As Backblaze has done in the past, Doyle and Paterson compared the behaviors of Backblaze’s datacenter HDDs with the bathtub curve, an engineering principle that says component failure rates tend to follow a U-shape over time, with more failures occurring early in life before the rate drops, settles, and then picks up again as the component ages.

But as seen in Backblaze’s graph above, the company’s HDDs aren’t adhering to that principle. The blog’s authors noted that in 2021 and 2025, Backblaze’s drives had a “pretty even failure rate through the significant majority of the drives’ lives, then a fairly steep spike once we get into drive failure territory.”

The blog continues:

What does that mean? Well, drives are getting better, and lasting longer. And, given that our trendlines are about the same shape from 2021 to 2025, we should likely check back in when 2029 rolls around to see if our failure peak has pushed out even further.

Speaking with Ars Technica, Doyle said that Backblaze’s analysis is good news for individuals shopping for larger hard drives because the devices are “going to last longer.”

She added:

In many ways, you can think of a datacenter’s use of hard drives as the ultimate test for a hard drive—you’re keeping a hard drive on and spinning for the max amount of hours, and often the amount of times you read/write files is well over what you’d ever see as a consumer. Industry trend-wise, drives are getting bigger, which means that oftentimes, folks are buying fewer of them. Reporting on how these drives perform in a data center environment, then, can give you more confidence that whatever drive you’re buying is a good investment.

The longevity of HDDs is also another reason for shoppers to still consider HDDs over faster, more expensive SSDs.

“It’s a good idea to decide how justified the improvement in latency is,” Doyle said.

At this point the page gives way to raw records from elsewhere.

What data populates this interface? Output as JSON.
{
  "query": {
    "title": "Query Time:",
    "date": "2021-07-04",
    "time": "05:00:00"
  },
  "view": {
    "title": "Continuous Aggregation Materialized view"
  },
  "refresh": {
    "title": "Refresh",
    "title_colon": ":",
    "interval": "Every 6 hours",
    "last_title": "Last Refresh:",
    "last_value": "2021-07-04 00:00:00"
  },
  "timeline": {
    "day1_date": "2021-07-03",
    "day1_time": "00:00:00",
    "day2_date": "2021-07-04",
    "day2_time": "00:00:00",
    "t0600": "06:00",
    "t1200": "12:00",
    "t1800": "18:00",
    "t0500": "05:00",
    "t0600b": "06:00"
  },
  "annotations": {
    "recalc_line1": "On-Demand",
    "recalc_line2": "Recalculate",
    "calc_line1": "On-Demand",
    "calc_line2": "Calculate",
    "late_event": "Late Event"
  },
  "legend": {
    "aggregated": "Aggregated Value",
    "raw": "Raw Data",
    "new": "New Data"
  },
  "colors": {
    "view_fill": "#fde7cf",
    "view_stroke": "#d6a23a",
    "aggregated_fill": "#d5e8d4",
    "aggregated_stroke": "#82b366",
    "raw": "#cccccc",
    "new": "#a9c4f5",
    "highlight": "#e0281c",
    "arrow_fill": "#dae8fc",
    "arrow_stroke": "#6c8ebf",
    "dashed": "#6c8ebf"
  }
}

Questioning the bathtub curve

Doyle and Paterson aren’t looking to toss the bathtub curve out with the bathwater. They’re not suggesting that the bathtub curve doesn’t apply to HDDs, but rather that it overlooks additional factors affecting HDD failure rates, including “workload, manufacturing variation, firmware updates, and operational churn.” The principle also makes the assumptions that, per the authors:

  • Devices are identical and operate under the same conditions
  • Failures happen independently, driven mostly by time
  • The environment stays constant across a product’s life

While these conditions can largely be met in datacenter environments, “conditions can’t ever be perfect,” Doyle and Patterson noted. When considering an HDD’s failure rates over time, it’s wise to consider both the bathtub curve and how you use the component.